Мне в тарелку свалилось небо. Пока я искал лимонный китель в кухонной раздевалке и принимал душ, оно ровным серым ломтиком опустилось на керамическое блюдо. Так, по крайней мере, рассказывал Пышкин, рыжий очкарик, скорее походящий на десертную вилку, нежели на креманку.
Дело в том, что с самого утра кто-то тихой настойчивой дробью стучал в наши окна. Сперва – робко, будто кончиками пальцев. Затем – все сильнее и решительнее, так что стекла изгибались под ударами его ладоней. Я был уверен, что причиной тому – дурманящий аромат корицы, подтекавший из вентиляции наружу — был экзамен по бисквитным тортам. Пришлось идти на жертвы и открывать окно, чтобы выпустить весь коричневый запах наружу. Иначе стекло бы треснуло вовсе! Отложив замес начинки, я распахнул створки настежь и тут же оказался в благодарных объятиях тучного голодного дождя. В спешке он сгреб в кучу сладкий воздух, слизал малиновый крем с моих рук, трижды поцеловал в щеки и вылетел наружу через вытяжку, точно ничего и не было. Пришлось покинуть кухню в поисках сухой униформы.
И вот я стоял в лимонном кителе, разглядывая конусообразный кусочек неба на тарелке. Все в нем было нескладно: мало рыжей апельсиновой начинки, глазурь тускло-голубого цвета и совсем неаппетитные, смазливые блики по краям. Я попросил Пышкина одолжить мне устричный нож, который он всегда носил при себе, и срезал крохотный кусочек вдоль торта. К моему крайнему изумлению, облака в нем оказались не бисквитные, а слоеные. Такие точно нельзя показывать педагогам в качестве зачета. Узнав о том, что Лопаточкин, то есть — я, перепутал виды теста, они, вероятно, отчислят меня из кулинарного техникума! Пришлось избавиться от небесного ломтика.

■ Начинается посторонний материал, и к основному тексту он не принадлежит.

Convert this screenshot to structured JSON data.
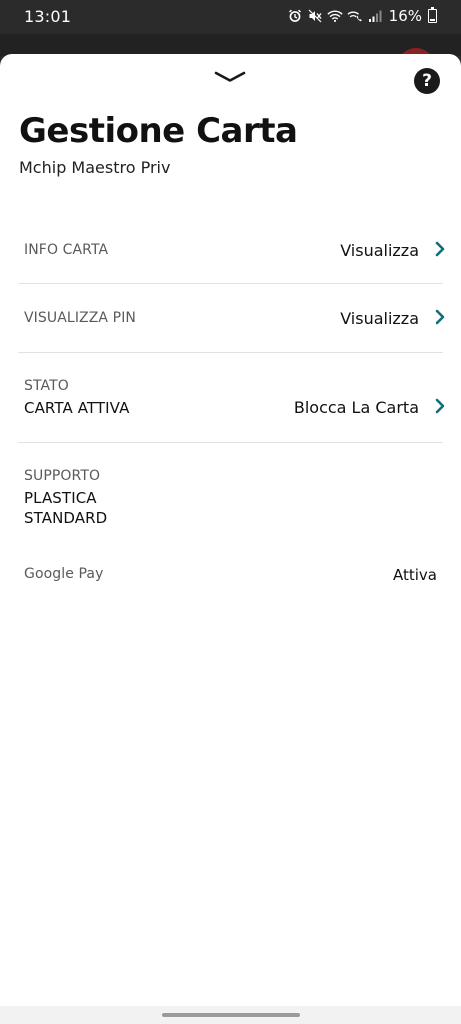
{
  "status_bar": {
    "time": "13:01",
    "battery": "16%",
    "icons": [
      "alarm-icon",
      "mute-icon",
      "wifi-icon",
      "wifi-calling-icon",
      "signal-icon",
      "battery-icon"
    ]
  },
  "sheet": {
    "title": "Gestione Carta",
    "subtitle": "Mchip Maestro Priv",
    "accent_color": "#0f6f7a",
    "rows": {
      "info_carta": {
        "label": "INFO CARTA",
        "action": "Visualizza"
      },
      "visualizza_pin": {
        "label": "VISUALIZZA PIN",
        "action": "Visualizza"
      },
      "stato": {
        "label": "STATO",
        "value": "CARTA ATTIVA",
        "action": "Blocca La Carta"
      },
      "supporto": {
        "label": "SUPPORTO",
        "value_line1": "PLASTICA",
        "value_line2": "STANDARD"
      },
      "google_pay": {
        "label": "Google Pay",
        "value": "Attiva"
      }
    }
  }
}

Я вторично одолжил у Пышкина устричный ножик и попытался соскрести небо в мусорный бак. Но оно, видимо, накрепко въелось в тарелку и лишь слегка дымилось под давлением тонкого лезвия. Тогда я решил замазать неправильный торт взбитыми сливками. И представьте себе: когда половина куска была уже закрашена, баллончик неожиданно закончился. Мне даже показалось, что его пластиковый носик сипло посмеивался надо мной. Однако, обернувшись, я обнаружил, что смеялся Пышкин, обнажив свои вилкоподобные зубы. Все вдруг прояснилось! Это он подсунул мне в тарелку кусок неба, пока я сушился после дождя. Пышкин – романтик. Он пишет стихи, а вот бисквиты по-хорошему печь не умеет. Так и сцапал мой торт, допекавшийся в самом низу духовки во время поисков кителя. Я решительно взял тарелку с полузамазанным небом и подошел к Пышкину.
— Нахал! – кинул я в лицо похитителю и тут же почувствовал, как холодная металлическая рука, схватив меня за шиворот, с силой вдавила лицо в торт на тарелке. Сливки мгновенно рассеялись, и я ощутил на губах обжигающий вкус осени. Оказалось — нечто вроде шипучки со вкусом грозы и конфитюра из осиновых веток. Окаченный холодной субстанцией, я отошел в сторону. Капли дождя вяло стекали по подбородку, образуя коричневатую лужу на полу, а между зубами хрустели застрявшие листья. Глаза слегка слезились от застывшей на ресницах глазури, точно в нее добавили что-то очень горькое.
Опьяненный осенью, я, не в силах вновь приступить к работе, наскоро умылся, доел остатки неба и, едва домыв за собой тарелку, услышал басовый голос преподавательницы, зовущий меня на зачетную дегустацию.
Полная дама с пряничным лицом и засаленными черными кудрями, именуемая Полиной Григорьевной, смотрела на меня недоуменными голодными глазами из-под целлофановой скатерти на столе.
— Ну и где твой торт, Половкин? – спросила она, облизываясь.
— Не задалось что-то, — бессознательно гнусавила моя голова, от усталости и хандры готовая упасть на стол перед Полиной Григорьевной. – Должно быть, опять осенняя лихорадка началась, — взволнованно пробормотал я и, подбежав к форточке, тут же с легкостью улизнул сквозь оконную щель в объятия ливня с легким ароматом корицы.